The oversubscribed raise marks the first in a series of milestones as Thea Energy solidifies its position as the preeminent stellarator company and leader in commercial fusion energy
KEARNY, N.J., May 27, 2026 – Emerald Technology Ventures has joined a $100 million Series B funding in Thea Energy, Inc., a technology company advancing the stellarator for the commercialization of an abundant source of baseload fusion power. Other investors include Thomas Tull’s US Innovative Technology Fund (USIT), General Innovation Capital Partners (GICP), Linse Capital, Calm Ventures, Climate Capital, Divergent Capital, Gaingels, Idemitsu Kosan, Overlay Capital, Timescale Ventures, and Whatif Ventures.
The funding will expand the Company’s magnet manufacturing capacity, fast-track the construction of its integrated fusion system, and ultimately accelerate progress toward commercial deployment.
This oversubscribed investment round underscores the growing demand for baseload power and confidence in Thea Energy’s ability to deliver cost-competitive, scalable fusion power plants with lower-risk. Existing investors Alumni Ventures, Hitachi Ventures, Lowercarbon Capital, Mercator Partners, Orion Industrial Ventures, Prelude Ventures, and Starlight Ventures also participated, among others.
“We built Thea Energy to take fusion out of the lab and onto the grid. Our architecture is simpler to manufacture, faster to construct, and more tolerant of real-world conditions compared to all other approaches. Commercial fusion requires adaptable, high-uptime power plants; this Series B accelerates that reality,” said Brian Berzin, Co-Founder and Chief Executive Officer of Thea Energy. “With the U.S. Department of Energy (DOE)’s certification of our power plant preconceptual design milestone, proven magnet hardware, best-in-class team, and the capital now in place, we are on the path to delivering the first commercial stellarator power plants.”
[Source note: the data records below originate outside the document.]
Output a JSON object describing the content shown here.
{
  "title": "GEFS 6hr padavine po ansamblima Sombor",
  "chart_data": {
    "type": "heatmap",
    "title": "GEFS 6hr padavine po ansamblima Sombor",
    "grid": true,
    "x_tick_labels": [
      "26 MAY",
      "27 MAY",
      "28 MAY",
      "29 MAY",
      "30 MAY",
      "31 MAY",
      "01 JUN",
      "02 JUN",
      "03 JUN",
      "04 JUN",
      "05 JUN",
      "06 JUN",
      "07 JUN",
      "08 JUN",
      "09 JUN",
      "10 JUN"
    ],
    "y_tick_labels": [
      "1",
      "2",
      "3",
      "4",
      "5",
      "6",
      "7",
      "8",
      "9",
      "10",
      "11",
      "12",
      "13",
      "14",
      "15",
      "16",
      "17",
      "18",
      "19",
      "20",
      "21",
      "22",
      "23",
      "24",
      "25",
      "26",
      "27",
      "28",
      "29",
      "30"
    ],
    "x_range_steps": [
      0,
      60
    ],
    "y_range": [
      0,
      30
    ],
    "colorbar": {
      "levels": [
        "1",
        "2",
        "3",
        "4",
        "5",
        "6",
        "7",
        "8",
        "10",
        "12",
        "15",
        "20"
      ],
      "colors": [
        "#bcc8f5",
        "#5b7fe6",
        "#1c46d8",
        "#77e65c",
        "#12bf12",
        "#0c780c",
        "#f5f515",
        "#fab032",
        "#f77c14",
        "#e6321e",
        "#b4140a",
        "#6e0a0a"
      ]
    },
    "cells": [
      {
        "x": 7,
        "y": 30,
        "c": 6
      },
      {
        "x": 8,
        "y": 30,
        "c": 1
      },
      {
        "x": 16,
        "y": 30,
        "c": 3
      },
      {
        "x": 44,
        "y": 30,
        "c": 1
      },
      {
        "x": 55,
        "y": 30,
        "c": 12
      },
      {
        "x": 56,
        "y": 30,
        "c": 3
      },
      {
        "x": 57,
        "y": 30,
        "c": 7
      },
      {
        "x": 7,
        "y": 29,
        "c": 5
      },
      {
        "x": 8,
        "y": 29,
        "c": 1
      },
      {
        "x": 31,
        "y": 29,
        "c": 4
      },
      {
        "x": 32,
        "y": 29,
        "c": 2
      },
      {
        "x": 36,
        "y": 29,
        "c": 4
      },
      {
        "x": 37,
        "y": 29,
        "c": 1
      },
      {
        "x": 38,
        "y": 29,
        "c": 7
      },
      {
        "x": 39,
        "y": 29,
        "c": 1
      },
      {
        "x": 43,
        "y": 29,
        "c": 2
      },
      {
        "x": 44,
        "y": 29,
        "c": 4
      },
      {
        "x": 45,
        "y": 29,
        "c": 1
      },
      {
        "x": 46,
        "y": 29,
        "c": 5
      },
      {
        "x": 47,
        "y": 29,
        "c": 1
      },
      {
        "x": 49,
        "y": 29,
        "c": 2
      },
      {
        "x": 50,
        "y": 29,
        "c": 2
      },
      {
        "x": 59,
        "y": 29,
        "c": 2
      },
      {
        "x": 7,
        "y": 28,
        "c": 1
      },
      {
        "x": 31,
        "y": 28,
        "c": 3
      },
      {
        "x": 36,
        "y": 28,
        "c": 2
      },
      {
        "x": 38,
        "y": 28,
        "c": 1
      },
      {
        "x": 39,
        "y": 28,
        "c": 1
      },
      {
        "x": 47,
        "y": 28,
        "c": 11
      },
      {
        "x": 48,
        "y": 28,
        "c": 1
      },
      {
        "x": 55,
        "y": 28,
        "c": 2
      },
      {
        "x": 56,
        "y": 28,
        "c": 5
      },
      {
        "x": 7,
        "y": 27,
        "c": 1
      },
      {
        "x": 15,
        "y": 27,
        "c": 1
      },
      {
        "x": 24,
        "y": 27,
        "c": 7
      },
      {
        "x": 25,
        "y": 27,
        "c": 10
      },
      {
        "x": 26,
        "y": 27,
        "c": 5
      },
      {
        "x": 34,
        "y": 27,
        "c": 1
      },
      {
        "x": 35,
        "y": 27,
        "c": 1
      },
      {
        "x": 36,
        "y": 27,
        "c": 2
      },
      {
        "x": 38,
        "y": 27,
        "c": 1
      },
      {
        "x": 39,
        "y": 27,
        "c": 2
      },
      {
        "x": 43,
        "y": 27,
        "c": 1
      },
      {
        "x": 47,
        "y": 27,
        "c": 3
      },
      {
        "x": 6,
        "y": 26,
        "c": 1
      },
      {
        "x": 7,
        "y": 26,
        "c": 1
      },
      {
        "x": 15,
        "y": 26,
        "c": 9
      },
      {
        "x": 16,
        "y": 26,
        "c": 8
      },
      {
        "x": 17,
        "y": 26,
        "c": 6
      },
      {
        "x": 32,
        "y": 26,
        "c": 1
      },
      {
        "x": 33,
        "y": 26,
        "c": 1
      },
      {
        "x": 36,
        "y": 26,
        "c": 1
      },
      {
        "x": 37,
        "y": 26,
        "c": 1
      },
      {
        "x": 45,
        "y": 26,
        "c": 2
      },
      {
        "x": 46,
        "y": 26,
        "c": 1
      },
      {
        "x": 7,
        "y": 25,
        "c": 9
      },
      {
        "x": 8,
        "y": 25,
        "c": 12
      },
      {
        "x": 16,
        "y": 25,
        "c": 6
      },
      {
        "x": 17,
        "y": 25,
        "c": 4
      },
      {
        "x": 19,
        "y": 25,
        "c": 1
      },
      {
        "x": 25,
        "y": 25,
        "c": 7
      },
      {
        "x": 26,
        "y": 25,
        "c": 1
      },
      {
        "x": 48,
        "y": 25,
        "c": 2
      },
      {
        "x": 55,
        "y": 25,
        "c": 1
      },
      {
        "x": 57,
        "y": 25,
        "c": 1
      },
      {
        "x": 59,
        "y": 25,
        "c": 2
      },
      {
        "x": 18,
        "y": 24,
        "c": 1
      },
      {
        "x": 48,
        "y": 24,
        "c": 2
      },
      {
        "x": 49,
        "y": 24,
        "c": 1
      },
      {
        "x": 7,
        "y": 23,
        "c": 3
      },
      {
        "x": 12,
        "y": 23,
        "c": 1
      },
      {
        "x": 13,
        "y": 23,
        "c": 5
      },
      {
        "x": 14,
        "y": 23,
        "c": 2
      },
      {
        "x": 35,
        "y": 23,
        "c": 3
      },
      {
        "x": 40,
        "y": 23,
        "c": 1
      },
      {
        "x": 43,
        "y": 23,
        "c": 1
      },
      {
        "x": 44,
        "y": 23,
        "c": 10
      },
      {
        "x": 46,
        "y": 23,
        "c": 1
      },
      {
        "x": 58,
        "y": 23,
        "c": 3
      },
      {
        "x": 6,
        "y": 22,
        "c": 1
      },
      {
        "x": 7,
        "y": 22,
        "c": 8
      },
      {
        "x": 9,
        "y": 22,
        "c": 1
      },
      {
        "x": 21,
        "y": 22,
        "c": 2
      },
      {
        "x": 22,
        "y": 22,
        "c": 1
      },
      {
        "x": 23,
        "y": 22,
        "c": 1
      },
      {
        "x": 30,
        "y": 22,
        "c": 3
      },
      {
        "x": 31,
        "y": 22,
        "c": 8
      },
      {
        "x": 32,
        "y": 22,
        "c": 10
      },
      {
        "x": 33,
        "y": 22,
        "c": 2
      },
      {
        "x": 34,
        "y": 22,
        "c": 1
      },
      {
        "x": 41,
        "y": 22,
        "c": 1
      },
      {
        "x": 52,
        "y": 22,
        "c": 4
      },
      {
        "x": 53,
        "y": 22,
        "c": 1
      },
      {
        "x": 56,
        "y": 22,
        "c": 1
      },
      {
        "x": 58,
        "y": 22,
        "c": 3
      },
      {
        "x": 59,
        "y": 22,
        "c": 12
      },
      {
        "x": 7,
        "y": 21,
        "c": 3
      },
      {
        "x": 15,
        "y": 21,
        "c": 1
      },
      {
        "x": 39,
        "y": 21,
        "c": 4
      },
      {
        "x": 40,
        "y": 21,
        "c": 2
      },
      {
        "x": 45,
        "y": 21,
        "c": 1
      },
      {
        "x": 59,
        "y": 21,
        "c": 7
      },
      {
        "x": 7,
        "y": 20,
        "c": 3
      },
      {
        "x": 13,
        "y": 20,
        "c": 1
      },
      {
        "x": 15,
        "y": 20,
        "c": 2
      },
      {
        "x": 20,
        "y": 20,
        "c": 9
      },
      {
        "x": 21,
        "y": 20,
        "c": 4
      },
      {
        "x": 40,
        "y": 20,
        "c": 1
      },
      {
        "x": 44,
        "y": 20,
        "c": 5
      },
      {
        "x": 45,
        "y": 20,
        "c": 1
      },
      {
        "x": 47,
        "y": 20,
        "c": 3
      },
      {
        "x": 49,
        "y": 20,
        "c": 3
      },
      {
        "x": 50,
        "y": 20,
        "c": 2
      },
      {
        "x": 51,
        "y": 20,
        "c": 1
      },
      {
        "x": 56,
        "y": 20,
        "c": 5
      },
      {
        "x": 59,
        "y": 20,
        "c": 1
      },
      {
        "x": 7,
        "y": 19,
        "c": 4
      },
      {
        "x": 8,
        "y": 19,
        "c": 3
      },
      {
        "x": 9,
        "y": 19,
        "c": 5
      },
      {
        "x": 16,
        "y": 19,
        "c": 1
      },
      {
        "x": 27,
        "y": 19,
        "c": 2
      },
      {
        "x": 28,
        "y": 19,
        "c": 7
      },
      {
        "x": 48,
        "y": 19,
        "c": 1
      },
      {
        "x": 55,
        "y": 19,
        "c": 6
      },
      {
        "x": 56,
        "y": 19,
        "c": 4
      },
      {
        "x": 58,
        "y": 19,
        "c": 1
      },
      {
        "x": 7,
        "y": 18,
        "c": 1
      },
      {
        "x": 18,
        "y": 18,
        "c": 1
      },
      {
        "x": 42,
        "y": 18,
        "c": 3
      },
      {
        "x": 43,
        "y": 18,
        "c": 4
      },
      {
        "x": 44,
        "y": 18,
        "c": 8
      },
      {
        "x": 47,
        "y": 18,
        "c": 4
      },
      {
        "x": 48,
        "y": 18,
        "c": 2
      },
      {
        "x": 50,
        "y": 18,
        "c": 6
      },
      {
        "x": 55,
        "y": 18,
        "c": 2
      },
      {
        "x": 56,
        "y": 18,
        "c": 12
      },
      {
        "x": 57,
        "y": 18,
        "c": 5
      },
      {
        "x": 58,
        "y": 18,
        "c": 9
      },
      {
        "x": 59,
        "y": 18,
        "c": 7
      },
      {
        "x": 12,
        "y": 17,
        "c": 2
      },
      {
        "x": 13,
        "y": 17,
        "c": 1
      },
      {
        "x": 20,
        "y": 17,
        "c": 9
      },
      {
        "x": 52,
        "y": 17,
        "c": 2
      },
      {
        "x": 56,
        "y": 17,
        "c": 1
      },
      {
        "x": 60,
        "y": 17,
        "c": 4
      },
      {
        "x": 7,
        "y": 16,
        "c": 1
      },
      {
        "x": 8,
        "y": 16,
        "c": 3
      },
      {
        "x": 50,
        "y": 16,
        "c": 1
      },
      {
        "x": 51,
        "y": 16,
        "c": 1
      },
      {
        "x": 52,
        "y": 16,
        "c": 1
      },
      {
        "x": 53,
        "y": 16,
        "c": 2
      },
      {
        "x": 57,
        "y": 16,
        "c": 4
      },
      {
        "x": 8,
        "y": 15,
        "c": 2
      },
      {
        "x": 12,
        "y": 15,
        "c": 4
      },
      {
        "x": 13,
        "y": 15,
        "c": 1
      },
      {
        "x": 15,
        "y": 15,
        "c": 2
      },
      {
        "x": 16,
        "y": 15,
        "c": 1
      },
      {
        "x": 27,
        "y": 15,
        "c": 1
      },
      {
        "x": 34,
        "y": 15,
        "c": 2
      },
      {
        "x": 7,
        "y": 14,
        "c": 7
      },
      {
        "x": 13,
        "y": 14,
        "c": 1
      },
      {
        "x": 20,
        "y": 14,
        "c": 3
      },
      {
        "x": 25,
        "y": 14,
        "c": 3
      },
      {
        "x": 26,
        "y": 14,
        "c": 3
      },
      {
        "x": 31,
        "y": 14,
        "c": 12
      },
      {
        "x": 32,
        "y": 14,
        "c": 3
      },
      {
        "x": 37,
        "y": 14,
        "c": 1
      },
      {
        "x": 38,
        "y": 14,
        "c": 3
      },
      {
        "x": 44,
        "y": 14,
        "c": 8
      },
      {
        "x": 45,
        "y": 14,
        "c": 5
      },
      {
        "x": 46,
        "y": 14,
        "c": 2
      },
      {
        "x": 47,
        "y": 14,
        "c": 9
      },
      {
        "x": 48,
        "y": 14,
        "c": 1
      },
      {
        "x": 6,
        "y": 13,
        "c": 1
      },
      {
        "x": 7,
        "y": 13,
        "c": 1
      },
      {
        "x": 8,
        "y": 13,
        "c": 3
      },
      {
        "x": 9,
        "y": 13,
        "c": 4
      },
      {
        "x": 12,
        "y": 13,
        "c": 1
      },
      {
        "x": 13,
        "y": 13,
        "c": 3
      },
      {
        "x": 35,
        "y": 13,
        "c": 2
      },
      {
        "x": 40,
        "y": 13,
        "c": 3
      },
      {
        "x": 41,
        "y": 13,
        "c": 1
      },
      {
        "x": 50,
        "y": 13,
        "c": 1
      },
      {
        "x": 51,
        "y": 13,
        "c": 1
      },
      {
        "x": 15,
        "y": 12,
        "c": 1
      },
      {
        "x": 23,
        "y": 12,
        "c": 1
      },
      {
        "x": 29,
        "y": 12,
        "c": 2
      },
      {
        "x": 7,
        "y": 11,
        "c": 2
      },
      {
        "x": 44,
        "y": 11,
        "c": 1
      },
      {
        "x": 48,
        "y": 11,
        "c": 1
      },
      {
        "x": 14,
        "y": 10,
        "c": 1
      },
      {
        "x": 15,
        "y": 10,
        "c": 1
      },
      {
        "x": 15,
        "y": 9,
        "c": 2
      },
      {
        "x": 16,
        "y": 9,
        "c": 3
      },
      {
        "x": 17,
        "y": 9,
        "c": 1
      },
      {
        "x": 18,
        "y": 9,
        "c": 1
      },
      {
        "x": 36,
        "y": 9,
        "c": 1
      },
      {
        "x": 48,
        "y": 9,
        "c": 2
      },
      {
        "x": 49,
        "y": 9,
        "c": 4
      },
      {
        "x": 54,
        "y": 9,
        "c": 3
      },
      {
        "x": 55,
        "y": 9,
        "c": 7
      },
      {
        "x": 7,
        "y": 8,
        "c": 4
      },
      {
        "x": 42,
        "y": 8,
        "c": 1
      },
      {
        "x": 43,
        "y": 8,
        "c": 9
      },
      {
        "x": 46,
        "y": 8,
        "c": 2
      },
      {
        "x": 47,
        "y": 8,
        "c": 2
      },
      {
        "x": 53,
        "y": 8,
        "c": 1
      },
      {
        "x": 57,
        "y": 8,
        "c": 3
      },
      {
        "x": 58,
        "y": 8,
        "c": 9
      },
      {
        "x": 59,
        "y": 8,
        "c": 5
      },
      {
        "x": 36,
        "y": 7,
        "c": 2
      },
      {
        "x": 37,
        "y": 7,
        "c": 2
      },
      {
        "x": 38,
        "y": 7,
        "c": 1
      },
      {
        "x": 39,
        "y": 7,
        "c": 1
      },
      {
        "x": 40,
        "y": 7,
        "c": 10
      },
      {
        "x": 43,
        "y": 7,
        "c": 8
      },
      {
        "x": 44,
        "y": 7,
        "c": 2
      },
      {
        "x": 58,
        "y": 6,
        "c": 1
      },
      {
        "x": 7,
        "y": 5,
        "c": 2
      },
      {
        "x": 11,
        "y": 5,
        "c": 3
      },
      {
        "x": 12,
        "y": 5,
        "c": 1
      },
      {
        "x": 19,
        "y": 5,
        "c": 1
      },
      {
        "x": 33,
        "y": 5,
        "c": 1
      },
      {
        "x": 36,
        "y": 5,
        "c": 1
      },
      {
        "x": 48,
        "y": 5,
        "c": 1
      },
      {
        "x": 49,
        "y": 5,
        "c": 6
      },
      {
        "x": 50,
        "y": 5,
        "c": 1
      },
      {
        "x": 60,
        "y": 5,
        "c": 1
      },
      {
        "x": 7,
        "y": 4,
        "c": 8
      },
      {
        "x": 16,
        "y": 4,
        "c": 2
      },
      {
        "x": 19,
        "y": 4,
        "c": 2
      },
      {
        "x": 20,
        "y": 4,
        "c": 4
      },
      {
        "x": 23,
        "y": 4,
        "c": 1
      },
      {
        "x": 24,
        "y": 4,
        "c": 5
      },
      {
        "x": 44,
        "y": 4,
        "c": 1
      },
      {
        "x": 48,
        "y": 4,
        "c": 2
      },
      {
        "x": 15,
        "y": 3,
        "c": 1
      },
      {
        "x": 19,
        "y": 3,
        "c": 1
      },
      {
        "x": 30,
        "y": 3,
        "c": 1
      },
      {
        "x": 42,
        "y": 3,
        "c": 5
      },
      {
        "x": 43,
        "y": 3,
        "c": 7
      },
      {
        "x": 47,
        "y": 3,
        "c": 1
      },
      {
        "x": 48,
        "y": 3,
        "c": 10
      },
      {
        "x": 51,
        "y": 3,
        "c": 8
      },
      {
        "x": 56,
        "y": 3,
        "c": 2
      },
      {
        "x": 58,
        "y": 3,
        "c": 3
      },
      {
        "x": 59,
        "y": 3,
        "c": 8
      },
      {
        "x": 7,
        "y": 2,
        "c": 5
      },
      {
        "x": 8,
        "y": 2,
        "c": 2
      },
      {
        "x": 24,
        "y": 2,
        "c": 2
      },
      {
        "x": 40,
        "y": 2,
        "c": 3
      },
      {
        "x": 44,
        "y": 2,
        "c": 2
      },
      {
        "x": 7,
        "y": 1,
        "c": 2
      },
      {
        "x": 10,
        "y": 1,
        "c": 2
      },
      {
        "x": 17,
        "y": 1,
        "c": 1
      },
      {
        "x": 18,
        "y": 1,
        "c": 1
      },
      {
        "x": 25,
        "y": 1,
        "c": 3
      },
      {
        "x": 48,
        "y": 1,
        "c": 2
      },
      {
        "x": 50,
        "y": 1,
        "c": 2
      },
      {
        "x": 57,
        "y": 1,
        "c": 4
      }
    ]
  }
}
This funding will expand the company’s magnet manufacturing infrastructure, including the addition of a second facility in Northern New Jersey. The capital will also support the siting and construction of “Eos”, a large-scale integrated stellarator that will create power plant relevant, steady-state fusion enabled by Thea Energy’s simplified architecture as well as its ability to build fusion systems on shorter timescales and at lower costs. The Company is set to select a site for Eos later this year while also doubling its team to support this pivotal phase.
Thea Energy is progressing toward starting construction of the first “Helios” power plant before the end of the decade. As demand for baseload power accelerates and competition for fusion leadership intensifies globally, Thea Energy is positioning the U.S. at the forefront of the next generation of energy infrastructure. The Company is already in discussions with over a dozen power offtakers, hyperscalers, and utility partners interested in tapping into this scalable, high-availability source of fusion power.
This funding round follows the DOE’s certification of Thea Energy’s Helios preconceptual design milestone, making the company the first awardee to receive this distinction.
Over the past year and a half, the Thea Energy team:
- De-risked its core fusion technologies, including the full-scale planar shaping magnets utilized in the upcoming Eos system.
- Built and operated the world’s first superconducting magnet array capable of making the complex and precise magnetic fields required for commercial stellarator systems.
- Assembled an industry leading team of engineers, scientists, and operators capable of building and scaling fusion power plants across the world, on time and on budget.